Cost and Word of Mouth Recommendation Drive Education Choices for UAE Parents
September 7th, 2014, Antonia Stockwell

Cost and Word of Mouth Recommendation Drive Education Choices for UAE Parents

September: It's back to school for children across the Emirates, and a very busy and important time for both parents and children as they embark on a new academic year.

In association with the Arabian Radio Network, YouGov surveyed parents across the UAE to understand their views when it comes to school satisfaction, value for money and choosing a school for their child(rens)'s education.

Of the 533 parents we surveyed, 83 per cent said they currently have children enrolled at private schools in the UAE. Interestingly, despite being offered a free public school education for their children, 65 per cent of Nationals choose to enroll their children at private schools in the region.

According to UAE parents, of the 19 school curriculums currently available, the most commonly studied are Indian curriculums - 32 per cent, followed by UK curriculums - 25 per cent, and The Ministry of Education curriculum - 15 per cent.

On average, UAE parents pay approximately AED 27,500 per year in school fees (for all their children). However, school fees are higher in schools carrying the UK curriculum - which are on average AED 32,300 per year in total.

When looking at the differences between Emirates, YouGov's Omnibus online data tells us that Abu Dhabi parents pay the most on average for their child(ren)’s education (AED 30, 996 per year in total), while Sharjah parents pay the least on average at AED 23,795 per year in total. In Dubai, which offers the largest choice of curriculums, the average school fees are AED 27,931 per year.

Choosing a new school

When considering the ways in which parents choose a school for their child(ren), 'word of mouth' is the most popular method according to 53% of UAE parents, followed by 'my own online research' chosen by 22 per cent. According to our findings, word of mouth is used the most by Abu Dhabi parents – 61 per cent, compared to 44 per cent of parents in Dubai and 55 per cent of parents in Sharjah.

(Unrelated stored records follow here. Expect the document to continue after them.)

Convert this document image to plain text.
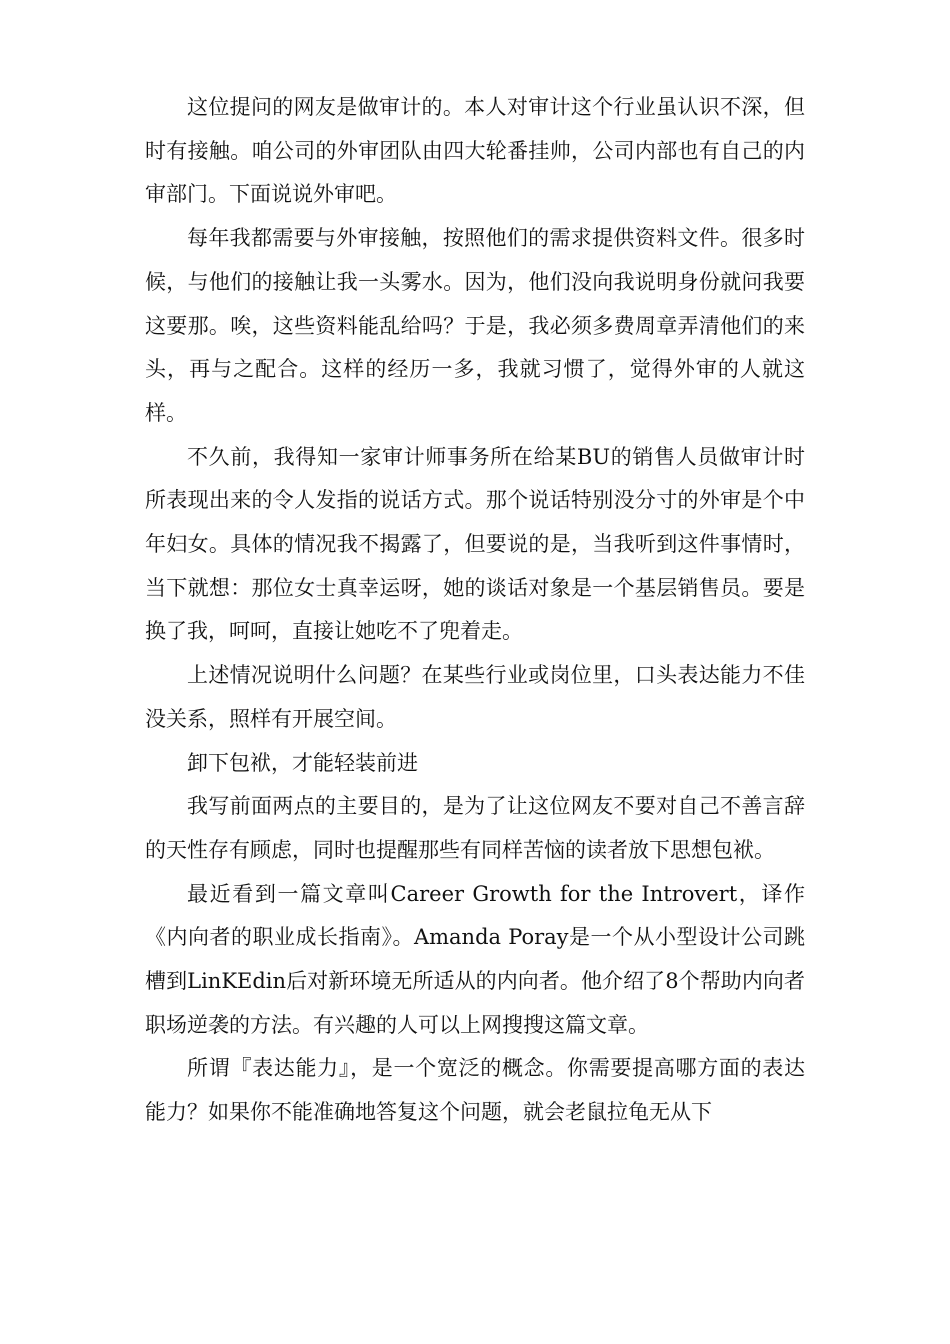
这位提问的网友是做审计的。本人对审计这个行业虽认识不深，但时有接触。咱公司的外审团队由四大轮番挂帅，公司内部也有自己的内审部门。下面说说外审吧。

每年我都需要与外审接触，按照他们的需求提供资料文件。很多时候，与他们的接触让我一头雾水。因为，他们没向我说明身份就问我要这要那。唉，这些资料能乱给吗？于是，我必须多费周章弄清他们的来头，再与之配合。这样的经历一多，我就习惯了，觉得外审的人就这样。

不久前，我得知一家审计师事务所在给某BU的销售人员做审计时所表现出来的令人发指的说话方式。那个说话特别没分寸的外审是个中年妇女。具体的情况我不揭露了，但要说的是，当我听到这件事情时，当下就想：那位女士真幸运呀，她的谈话对象是一个基层销售员。要是换了我，呵呵，直接让她吃不了兜着走。

上述情况说明什么问题？在某些行业或岗位里，口头表达能力不佳没关系，照样有开展空间。

卸下包袱，才能轻装前进

我写前面两点的主要目的，是为了让这位网友不要对自己不善言辞的天性存有顾虑，同时也提醒那些有同样苦恼的读者放下思想包袱。

最近看到一篇文章叫Career Growth for the Introvert，译作《内向者的职业成长指南》。Amanda Poray是一个从小型设计公司跳槽到LinKEdin后对新环境无所适从的内向者。他介绍了8个帮助内向者职场逆袭的方法。有兴趣的人可以上网搜搜这篇文章。

所谓『表达能力』，是一个宽泛的概念。你需要提高哪方面的表达能力？如果你不能准确地答复这个问题，就会老鼠拉龟无从下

Further to this, when it comes to deciding which school to send their children to, 8 in 10 parents said ‘school fees’ was the most important factor they consider. Of those parents, 41 per cent thought school fees were 'extremely important' when it comes to making the decision.

A school's reputation and the range of subjects taught at school were the second and third most important factors, voted for by 82 per cent and 76 per cent of parents respectively.

A school’s overall facilities (75 per cent), sports facilities (71 per cent) and extracurricular activities (73 per cent) are influencers in school choices but to a lesser extent. Additionally, gender placement (coed or gender segregation) are least considered when making a school selection; close to half place importance on coed (49 per cent) and gender-segregated schools (52 per cent).

Interestingly, contrary to popular debate, when applying for different schools, close to three-quarters of parents said they were successfully granted seats at, (and are currently attending) their first school of choice in the UAE.

Parent satisfaction

The 'school's reputation' was the parameter that UAE parents were most satisfied with in the UAE, expressed by 7 in 10 parents. This was closely followed by the range of subjects taught, and positive word of mouth, of which 64 per cent of UAE parents said they were the most satisfied with respectively.

When considering what makes their child the most happy at school, 62 per cent of parents said they believe the class teacher's personality/quality is the main contributing factor. Both the school's facilities and an environment where it's easy to make friends were also key factors expressed by 64 per cent of parents each.

Value for money

In assessing the overall value for money received, just over 6 in 10 UAE parents claim they receive good value for money from their child(ren)'s education.

Value for money is closely correlated to price. 66 per cent of parents who pay the least for their child's education (less than AED10k per year for all children at school) feel that they are getting good value for money. In contrast, value for money is the lowest for UAE parents who pay the most for their child’s education (60K per year or more) - in this fee bracket, only 53% of parents said they receive good value for money.

The quality of a school’s curriculum (59 per cent) and the quality of and level of investment in teachers (50 per cent) impact a school’s value for money the most according to the UAE parents we surveyed.

When asked how they think schools can be more efficient to improve value for money, a third of UAE parents said they believe deploying the workforce effectively and investing in/developing quality teachers will give them even better value for money.

This survey was conducted amongst 533 parents in the UAE, using YouGov’s Omnibus online research service between 24 August and 1 September 2014. The data is broadly representative of the online population in the UAE.